Vargas film ‘Documented’: Immigration debate ‘not a policy but a moral issue’
WASHINGTON, D.C.—“To be honest, this was not the film I sought out to make,” journalist Jose Antonio Vargas explained. He wanted to make a film about young people like him who grew up American but are undocumented.
“But after sending a film crew to the Philippines to document my own mother, whom I haven’t seen for almost 20 years, the film took a different turn—I didn’t want it to go there but it had to go there.”
“Documented,” a deeply personal story of Vargas’ own journey to the US as an undocumented immigrant, had its world premiere here June 21 at the American Film Institute’s documentary festival (AFI Docs), America’s leading showcase for documentary film.
With immigration reform dominating the agenda in Capitol Hill these days, immigration reform advocates hailed the 90-minute documentary—written and directed by Vargas himself—as timely and relevant.
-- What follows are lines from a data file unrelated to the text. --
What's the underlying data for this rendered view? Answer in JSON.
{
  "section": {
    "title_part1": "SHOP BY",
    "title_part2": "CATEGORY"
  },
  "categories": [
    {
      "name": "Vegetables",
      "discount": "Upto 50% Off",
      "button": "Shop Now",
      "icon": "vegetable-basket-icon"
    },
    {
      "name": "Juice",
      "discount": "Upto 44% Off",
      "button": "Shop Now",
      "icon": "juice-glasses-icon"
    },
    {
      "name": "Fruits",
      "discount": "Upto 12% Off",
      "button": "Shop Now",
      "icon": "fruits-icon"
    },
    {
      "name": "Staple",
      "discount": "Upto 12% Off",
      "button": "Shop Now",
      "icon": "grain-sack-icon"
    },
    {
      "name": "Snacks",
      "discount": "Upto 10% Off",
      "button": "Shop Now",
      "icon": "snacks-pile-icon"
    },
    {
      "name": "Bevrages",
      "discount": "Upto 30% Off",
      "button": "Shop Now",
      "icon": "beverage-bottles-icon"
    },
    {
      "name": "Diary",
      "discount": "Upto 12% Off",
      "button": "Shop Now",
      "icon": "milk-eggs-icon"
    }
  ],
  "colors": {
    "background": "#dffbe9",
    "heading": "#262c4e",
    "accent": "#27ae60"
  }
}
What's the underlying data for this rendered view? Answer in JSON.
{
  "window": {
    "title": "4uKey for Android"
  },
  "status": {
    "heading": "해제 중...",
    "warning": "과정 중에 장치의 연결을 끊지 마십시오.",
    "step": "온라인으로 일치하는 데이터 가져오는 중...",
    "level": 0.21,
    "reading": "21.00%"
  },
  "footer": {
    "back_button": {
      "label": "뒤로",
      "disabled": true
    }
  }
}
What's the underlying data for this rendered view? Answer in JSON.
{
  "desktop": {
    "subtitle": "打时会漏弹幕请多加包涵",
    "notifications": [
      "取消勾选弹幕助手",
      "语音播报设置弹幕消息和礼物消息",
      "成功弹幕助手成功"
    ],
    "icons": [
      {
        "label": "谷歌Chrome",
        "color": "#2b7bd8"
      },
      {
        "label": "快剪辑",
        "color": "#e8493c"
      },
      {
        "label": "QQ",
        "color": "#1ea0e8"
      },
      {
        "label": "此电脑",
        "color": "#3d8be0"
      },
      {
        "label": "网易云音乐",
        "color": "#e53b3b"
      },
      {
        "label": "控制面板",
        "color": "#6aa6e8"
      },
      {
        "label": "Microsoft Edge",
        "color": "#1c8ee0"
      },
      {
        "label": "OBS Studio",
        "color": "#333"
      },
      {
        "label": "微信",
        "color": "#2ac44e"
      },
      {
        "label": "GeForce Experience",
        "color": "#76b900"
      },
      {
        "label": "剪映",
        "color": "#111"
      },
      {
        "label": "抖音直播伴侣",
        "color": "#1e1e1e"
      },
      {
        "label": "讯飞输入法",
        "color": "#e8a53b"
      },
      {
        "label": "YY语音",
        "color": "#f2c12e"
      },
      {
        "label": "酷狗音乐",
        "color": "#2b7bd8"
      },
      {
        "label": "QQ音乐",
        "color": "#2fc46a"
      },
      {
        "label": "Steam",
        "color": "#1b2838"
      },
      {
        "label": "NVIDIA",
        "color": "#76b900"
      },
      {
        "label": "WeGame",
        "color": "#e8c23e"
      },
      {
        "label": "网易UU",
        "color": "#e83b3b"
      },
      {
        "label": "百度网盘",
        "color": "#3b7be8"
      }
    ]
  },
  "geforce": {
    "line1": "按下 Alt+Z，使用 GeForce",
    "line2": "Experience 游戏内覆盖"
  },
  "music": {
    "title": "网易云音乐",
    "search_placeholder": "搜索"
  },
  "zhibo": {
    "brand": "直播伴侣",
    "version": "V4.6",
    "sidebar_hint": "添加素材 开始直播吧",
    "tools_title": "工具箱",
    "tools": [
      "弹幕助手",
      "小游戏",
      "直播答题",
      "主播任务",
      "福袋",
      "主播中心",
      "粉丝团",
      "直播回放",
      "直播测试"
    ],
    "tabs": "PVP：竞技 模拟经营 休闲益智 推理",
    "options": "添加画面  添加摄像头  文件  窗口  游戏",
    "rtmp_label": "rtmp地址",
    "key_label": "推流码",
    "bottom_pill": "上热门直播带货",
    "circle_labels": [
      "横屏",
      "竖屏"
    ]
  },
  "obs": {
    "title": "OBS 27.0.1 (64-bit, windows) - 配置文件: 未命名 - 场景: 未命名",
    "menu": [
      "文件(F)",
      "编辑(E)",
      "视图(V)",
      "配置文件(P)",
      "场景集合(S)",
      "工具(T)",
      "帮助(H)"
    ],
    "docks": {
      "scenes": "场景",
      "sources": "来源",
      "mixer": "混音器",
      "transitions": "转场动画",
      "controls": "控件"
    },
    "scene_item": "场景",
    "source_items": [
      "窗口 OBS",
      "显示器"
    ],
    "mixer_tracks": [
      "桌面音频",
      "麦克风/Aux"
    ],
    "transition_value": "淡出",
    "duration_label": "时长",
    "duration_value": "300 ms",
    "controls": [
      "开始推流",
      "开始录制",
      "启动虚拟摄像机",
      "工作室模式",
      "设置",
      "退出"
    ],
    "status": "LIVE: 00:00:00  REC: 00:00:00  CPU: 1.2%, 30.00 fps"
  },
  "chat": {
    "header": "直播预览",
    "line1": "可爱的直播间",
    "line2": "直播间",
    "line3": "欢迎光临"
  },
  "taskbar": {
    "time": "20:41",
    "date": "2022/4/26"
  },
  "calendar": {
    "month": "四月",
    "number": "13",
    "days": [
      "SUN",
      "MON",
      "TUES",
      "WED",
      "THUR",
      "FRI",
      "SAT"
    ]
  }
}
This “journey inward as he reconnects with his mother” offers a firsthand glimpse on how a broken system has profoundly affected the lives of 11 million human beings, tearing families apart, says Frank Sharry, an immigrant rights champion who has been at the center of every major legislative and policy debate related to immigration for many years.
“The film shows that at its core, our national debate is not about policy or politics but about our own morality and humanity as a people. It opens up hearts and minds and, hopefully, the possibility that we may yet solve one of the country’s most urgent and divisive issues.”
Attending the sold-out screening at the 400-seat National Portrait Gallery auditorium were immigrant rights advocates from across the country, congressional staff, public policy makers, members of national media, film buffs and Vargas’ own family from California, including his own grandmother who took care of him when he arrived in this country 20 years ago.
“I thank AFI Docs for showcasing my film as there’s a Senate debate going on right now about an issue that most people feel uncomfortable talking about,” Vargas said in his opening remarks. “It’s the riskiest thing I’ve ever done. But I also know that this is the only way to have impact.”
As founder of “Define American,” a nonprofit organization intended to open up dialogue about the criteria people use to determine who is an American, Vargas is seen in the film touring the country engaging people in a conversation about undocumented immigrants. “I’m not really coming out,” he said. “We’re just letting you in.”
The film showed clips of Vargas testifying at a hearing of the Senate Judiciary Committee, which voted recently on a bi-partisan immigration reform measure that includes a path to citizenship for 11 million undocumented immigrants. It also chronicles his travels through 45 states as an advocate, talking to Mitt Romney supporters during the Iowa Caucuses and engaging a construction worker in Birmingham, Alabama, who told Vargas to “get the hell out” because he has no legal papers.
Most poignant segment
But the film’s most poignant segment was the scene where 32-year-old Vargas talked to her mother via Skype on Christmas Day last year. He was 12 years old when he left the Philippines and he hasn’t seen her since.
“Come home so we can see each other,” a tearful Emily Salinas, 56, begs her son. “Soon, soon,” he replies, breaking down in sobs, knowing that their reunion, like many other families, depends on the passage of the immigration bill working its way through Congress.
“I just want to be able to hug him like I did before,” she says after they hang up. “Even without words, I just want to embrace my child.” She talks about how “painful it was to be separated from Pepiton,” as she fondly called her little boy. “But I have to make the sacrifice so my son would have a better life.”
In her introduction to the screening, AFI Docs Festival Director Sky Sitney said: “We are honored to present this exceptional film, which took two years to make, as our centerpiece showcase. It touches deeply on the emotional core of our country’s identity. It confronts a critical issue that’s currently being debated, one that will surely prompt essential national conversations in the days and weeks ahead.”
Vargas received a standing ovation at the beginning and end of the film. He also entertained several questions during a panel discussion moderated by Juan Williams of Fox News.
Hours before the screening, Philippine Ambassador Jose L. Cuisa Jr., hosted a reception at the Philippine Embassy for Vargas and his extended family of aunts, uncles and cousins who came all the way from California. In his remarks, Cuisa commended Vargas for his writings and “touching articles” on important issues like immigration.
He noted that out of the 11 million undocumented immigrants, 2 percent, or 270,000, are Filipinos. “They don’t deserve to be mistreated,” Cuisa said. “They contribute to US society through their talents, expertise, persistence and hard work. And Jose Antonio Vargas exemplifies all that.”